Звучит вроде бы убедительно, но неужели пава при виде павлина с особенно роскошным хвостом проделывает в уме все эти логические выкладки? Любой социобиолог с негодованием отвергнет такое предположение. «Чтобы сделать подобные определения более ясными и сократить их, биологи и прибегают к антропоморфным уподоблениям: например, говорят, что животное „выбирает“ сделать то-то и то-то или следует определенной стратегии. Эти метафоры не должны ввести читателя в заблуждение и заставить его думать, будто животные совершают сознательный выбор… поступки каждого из них генетически запрограммированы, они обусловлены их анатомией и инстинктами», – поясняет подобные фигуры речи известный орнитолог и популяризатор Джаред Даймонд. Иными словами, пава никаких расчетов не делает – просто естественный отбор на протяжении многих поколений благоприятствовал тем павам, которым нравились ухажеры с самыми длинными хвостами.
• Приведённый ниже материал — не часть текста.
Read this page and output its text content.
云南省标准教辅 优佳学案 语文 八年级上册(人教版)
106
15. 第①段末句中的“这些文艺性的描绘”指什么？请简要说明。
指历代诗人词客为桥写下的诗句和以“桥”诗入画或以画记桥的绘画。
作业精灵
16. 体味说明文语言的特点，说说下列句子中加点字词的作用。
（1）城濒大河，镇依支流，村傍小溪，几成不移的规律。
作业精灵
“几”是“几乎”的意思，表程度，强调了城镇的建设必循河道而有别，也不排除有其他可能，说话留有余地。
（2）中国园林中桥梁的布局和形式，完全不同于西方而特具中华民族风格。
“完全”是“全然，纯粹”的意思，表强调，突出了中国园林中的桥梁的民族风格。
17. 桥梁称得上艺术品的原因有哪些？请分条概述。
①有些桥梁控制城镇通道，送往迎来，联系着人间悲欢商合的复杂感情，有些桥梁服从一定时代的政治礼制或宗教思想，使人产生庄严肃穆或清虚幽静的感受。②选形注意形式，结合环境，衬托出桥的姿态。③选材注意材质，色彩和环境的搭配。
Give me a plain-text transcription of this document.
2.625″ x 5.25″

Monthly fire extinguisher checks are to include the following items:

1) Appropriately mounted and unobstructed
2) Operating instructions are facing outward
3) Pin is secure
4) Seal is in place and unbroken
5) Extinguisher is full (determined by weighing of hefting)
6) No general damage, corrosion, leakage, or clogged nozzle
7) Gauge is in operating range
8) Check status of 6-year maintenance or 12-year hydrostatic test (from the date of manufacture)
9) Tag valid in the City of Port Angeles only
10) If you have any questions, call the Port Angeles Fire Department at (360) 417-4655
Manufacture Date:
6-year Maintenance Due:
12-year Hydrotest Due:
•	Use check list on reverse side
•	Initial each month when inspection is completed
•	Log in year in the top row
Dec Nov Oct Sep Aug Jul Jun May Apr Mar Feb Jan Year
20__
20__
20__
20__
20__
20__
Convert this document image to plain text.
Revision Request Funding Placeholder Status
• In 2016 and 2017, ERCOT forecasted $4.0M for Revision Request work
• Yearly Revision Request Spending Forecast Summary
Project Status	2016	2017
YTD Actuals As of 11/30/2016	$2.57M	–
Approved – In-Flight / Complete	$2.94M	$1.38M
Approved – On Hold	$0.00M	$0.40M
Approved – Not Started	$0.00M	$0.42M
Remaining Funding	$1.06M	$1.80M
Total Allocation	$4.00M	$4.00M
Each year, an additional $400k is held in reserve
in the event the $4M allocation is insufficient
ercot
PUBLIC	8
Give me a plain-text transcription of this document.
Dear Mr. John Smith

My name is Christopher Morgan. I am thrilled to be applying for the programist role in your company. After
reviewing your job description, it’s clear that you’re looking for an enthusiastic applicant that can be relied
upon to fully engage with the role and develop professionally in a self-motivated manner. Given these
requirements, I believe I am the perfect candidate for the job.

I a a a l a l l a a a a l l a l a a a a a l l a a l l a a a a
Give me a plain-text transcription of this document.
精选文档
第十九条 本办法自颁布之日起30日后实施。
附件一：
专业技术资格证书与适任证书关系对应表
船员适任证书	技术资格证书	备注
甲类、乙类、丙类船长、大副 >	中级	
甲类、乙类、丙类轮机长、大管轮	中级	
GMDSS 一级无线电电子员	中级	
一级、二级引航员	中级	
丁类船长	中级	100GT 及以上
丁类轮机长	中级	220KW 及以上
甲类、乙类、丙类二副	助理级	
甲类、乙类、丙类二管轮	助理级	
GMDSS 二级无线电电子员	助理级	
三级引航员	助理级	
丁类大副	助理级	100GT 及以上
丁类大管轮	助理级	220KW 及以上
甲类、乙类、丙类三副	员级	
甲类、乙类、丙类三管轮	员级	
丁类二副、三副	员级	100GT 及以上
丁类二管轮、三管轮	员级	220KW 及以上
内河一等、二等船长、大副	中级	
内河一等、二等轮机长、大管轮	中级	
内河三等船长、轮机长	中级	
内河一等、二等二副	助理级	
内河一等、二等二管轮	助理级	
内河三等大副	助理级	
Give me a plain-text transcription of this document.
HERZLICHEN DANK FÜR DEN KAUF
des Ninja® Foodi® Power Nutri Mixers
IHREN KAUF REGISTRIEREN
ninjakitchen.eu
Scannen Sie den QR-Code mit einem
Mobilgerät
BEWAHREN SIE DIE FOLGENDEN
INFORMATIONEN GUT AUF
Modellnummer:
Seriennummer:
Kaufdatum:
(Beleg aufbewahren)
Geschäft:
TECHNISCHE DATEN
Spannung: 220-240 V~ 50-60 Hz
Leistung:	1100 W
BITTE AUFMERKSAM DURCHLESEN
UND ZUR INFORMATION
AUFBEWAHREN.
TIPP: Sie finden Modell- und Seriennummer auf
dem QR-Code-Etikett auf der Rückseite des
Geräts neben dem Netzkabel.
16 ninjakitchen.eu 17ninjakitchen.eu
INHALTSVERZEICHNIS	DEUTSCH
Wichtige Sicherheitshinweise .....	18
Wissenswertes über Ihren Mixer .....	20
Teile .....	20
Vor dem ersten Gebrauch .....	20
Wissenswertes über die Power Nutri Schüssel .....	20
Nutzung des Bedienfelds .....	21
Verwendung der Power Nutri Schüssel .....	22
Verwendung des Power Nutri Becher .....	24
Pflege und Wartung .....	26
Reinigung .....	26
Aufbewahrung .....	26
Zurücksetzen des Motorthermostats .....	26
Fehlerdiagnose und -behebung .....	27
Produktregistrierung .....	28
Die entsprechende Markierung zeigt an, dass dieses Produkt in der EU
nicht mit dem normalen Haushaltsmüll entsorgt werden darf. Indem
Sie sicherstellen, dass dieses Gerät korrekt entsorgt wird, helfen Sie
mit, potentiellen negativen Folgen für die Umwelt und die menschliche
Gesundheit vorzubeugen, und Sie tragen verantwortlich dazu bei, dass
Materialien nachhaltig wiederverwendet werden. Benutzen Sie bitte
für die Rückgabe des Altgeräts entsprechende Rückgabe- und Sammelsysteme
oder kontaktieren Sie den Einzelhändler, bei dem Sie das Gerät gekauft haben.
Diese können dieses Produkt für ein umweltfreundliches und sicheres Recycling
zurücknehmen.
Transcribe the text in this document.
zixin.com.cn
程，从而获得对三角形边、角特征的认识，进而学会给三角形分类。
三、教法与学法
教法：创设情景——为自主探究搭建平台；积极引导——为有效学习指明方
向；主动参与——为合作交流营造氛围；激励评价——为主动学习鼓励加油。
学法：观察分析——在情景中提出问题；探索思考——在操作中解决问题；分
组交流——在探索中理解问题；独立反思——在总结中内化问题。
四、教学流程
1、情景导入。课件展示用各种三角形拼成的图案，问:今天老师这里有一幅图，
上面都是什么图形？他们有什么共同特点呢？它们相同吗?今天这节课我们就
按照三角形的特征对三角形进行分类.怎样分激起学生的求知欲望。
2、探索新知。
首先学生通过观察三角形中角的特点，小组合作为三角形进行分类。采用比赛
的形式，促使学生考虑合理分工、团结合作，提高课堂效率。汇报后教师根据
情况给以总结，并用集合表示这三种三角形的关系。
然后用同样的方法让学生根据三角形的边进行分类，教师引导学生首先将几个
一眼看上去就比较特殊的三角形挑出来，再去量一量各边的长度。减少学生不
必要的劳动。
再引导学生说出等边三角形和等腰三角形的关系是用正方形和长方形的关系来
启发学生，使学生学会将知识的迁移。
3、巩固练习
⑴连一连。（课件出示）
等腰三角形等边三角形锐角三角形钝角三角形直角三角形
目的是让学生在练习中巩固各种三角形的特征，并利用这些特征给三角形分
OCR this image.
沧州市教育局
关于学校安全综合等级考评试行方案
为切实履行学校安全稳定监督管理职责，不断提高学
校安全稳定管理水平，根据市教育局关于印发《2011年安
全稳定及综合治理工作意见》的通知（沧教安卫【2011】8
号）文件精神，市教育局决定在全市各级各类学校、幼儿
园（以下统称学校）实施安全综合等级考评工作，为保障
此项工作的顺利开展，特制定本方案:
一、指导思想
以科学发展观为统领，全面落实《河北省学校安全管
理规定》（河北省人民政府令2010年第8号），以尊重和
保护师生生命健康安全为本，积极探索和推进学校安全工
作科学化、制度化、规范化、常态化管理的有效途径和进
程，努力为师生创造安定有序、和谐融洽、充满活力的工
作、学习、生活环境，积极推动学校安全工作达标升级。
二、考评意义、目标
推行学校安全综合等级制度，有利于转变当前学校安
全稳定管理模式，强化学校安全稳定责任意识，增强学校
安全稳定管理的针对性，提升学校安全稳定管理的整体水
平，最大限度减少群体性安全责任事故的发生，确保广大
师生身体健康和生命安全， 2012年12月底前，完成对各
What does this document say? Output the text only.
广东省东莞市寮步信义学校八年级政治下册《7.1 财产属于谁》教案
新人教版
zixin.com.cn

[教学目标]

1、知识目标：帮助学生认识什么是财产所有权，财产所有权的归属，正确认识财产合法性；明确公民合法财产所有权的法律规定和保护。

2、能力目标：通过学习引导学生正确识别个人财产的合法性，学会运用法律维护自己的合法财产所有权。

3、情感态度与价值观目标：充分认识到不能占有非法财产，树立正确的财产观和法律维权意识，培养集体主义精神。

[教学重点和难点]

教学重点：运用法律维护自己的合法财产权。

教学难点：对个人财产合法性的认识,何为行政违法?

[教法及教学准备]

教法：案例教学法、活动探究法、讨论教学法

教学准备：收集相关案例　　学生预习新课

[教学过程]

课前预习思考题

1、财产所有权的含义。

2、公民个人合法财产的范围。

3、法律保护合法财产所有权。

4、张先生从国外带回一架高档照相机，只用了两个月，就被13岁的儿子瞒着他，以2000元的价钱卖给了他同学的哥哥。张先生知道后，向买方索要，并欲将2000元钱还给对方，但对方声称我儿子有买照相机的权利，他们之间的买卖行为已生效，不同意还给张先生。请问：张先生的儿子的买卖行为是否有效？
Но как он мог это делать? Предполагается, что оба признака – необычно пышный хвост самца и слабость самки именно к таким хвостам – независимы и должны появиться случайно в одной и той же популяции и более-менее в одно и то же время (чтобы, когда носитель одного из них войдет в брачный возраст, носитель другого не успел из него выйти). При этом первый обладатель пышного хвоста отнюдь не обязательно будет иметь какие-то «скрытые достоинства»: это лишь статистическая корреляция, проявляющаяся только в большом числе случаев. Их пока нет, а значит, отбор пока не будет благоприятствовать «гену любви к хвостам». В то же время сам по себе, вне выбора самок, такой хвост скорее вреден (демаскирует, ухудшает летные качества). Значит, пока такие хвосты нравятся только одной самке-мутантке, отбор не будет содействовать и распространению «гена пышнохвостости», даже скорее будет работать против него. Получается замкнутый круг: пышный хвост не дает преимущества, пока нет множества предпочитающих его самок, а тяга к таким хвостам бесполезна, пока нет множества обладающих ими самцов[120]. А естественный отбор – не профессор социобиологии, просчитывать выгоды заранее он не умеет и поддерживает только то, что выгодно здесь и сейчас.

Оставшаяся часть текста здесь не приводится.